Nefazodone (NEF), a 5‐HT_2A/2C antagonist antidepressant, is extensively metabolized in the human body to hydroxy NEF (OH‐NEF), p‐hydroxy NEF (pOH‐NEF), a dione metabolite, and via cleavage of the molecule to m‐chlorophenyl‐piperazine (mCPP) and BMY‐33604. The latter is further metabolized to BMS‐183695‐01 (BMSa) and BMS‐183562‐01 (BMSb).

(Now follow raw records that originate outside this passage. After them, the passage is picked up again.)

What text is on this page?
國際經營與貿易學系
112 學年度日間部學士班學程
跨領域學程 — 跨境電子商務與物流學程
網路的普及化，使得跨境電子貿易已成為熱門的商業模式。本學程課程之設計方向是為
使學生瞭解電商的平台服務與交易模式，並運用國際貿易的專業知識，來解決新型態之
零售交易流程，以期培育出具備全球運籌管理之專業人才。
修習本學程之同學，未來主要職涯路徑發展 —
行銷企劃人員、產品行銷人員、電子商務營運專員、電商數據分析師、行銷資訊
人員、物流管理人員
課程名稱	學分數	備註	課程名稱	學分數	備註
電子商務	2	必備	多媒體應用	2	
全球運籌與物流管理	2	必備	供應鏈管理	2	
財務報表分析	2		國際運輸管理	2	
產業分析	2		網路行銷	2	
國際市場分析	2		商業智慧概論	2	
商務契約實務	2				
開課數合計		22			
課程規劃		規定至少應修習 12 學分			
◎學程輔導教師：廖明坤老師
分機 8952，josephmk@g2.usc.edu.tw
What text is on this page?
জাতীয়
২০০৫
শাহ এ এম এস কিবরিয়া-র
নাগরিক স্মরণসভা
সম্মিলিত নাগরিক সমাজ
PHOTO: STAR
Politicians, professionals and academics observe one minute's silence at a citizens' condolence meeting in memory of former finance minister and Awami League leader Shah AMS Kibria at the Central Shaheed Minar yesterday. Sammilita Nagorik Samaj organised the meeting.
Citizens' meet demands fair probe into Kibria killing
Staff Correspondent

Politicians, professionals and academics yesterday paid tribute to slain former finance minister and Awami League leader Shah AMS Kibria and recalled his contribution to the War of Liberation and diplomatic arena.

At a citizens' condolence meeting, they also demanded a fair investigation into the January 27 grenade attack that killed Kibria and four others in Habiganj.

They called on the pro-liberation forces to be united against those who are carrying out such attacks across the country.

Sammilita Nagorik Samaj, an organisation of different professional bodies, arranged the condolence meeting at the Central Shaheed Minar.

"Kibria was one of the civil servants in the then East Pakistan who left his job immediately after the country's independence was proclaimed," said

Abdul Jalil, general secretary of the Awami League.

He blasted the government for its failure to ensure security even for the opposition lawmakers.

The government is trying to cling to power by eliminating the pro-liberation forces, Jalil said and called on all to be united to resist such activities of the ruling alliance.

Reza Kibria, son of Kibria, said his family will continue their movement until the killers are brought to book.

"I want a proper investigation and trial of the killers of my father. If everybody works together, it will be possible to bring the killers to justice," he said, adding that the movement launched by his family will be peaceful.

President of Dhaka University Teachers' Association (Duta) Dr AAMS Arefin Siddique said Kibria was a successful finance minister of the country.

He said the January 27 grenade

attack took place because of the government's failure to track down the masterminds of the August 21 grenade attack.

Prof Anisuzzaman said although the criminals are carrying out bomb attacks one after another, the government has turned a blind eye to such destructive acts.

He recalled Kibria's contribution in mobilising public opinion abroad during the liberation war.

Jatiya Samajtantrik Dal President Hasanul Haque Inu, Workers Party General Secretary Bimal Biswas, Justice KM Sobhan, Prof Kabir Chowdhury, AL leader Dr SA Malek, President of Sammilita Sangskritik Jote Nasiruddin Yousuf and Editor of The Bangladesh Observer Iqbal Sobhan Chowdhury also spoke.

To investigate the potential of NEF and its metabolites to interfere with the metabolism of other drugs, we tested these compounds for their ability to alter dextromethorphan (DMO) O‐demethylation to dextrorphan (DOP; an index reaction for CYP2D6) and N‐demethylation to 3‐methoxy morphinan (MEM, a recently proposed index reaction of CYP3A3/4). The assay was performed in an in vitro system with human liver microsomes from three different donors. NEF, OH‐NEF, pOH‐NEF, mCPP and BMSb were weak inhibitors of DMO O and N‐demethylation, with average K_i values ranging from 18 to 50 μm for DOP formation, and from 21 to >200 μm for MEM formation. The dione metabolite and BMSa did not produce detectable inhibition of either pathway. The findings for DMO O‐demethylation, well‐established as a CYP2D6‐mediated reaction, indicate that NEF and metabolites are weak inhibitors of this reaction, with K_i values at least 100 times higher than fluoxetine (K_i=0.1 μm±0.09). The implications of results on DMO N‐demethylation are not clear. In vivo data, as well as in vitro data based on ‘pure’ CYP3A3/4 substrates, provide evidence for clinically relevant CYP3A3/4 inhibition by NEF, OH‐NEF, and pOH‐NEF. Thus, formation of MEM by N‐demethylation of DMO may not constitute a suitable index reaction to probe CYP3A3/4 activity.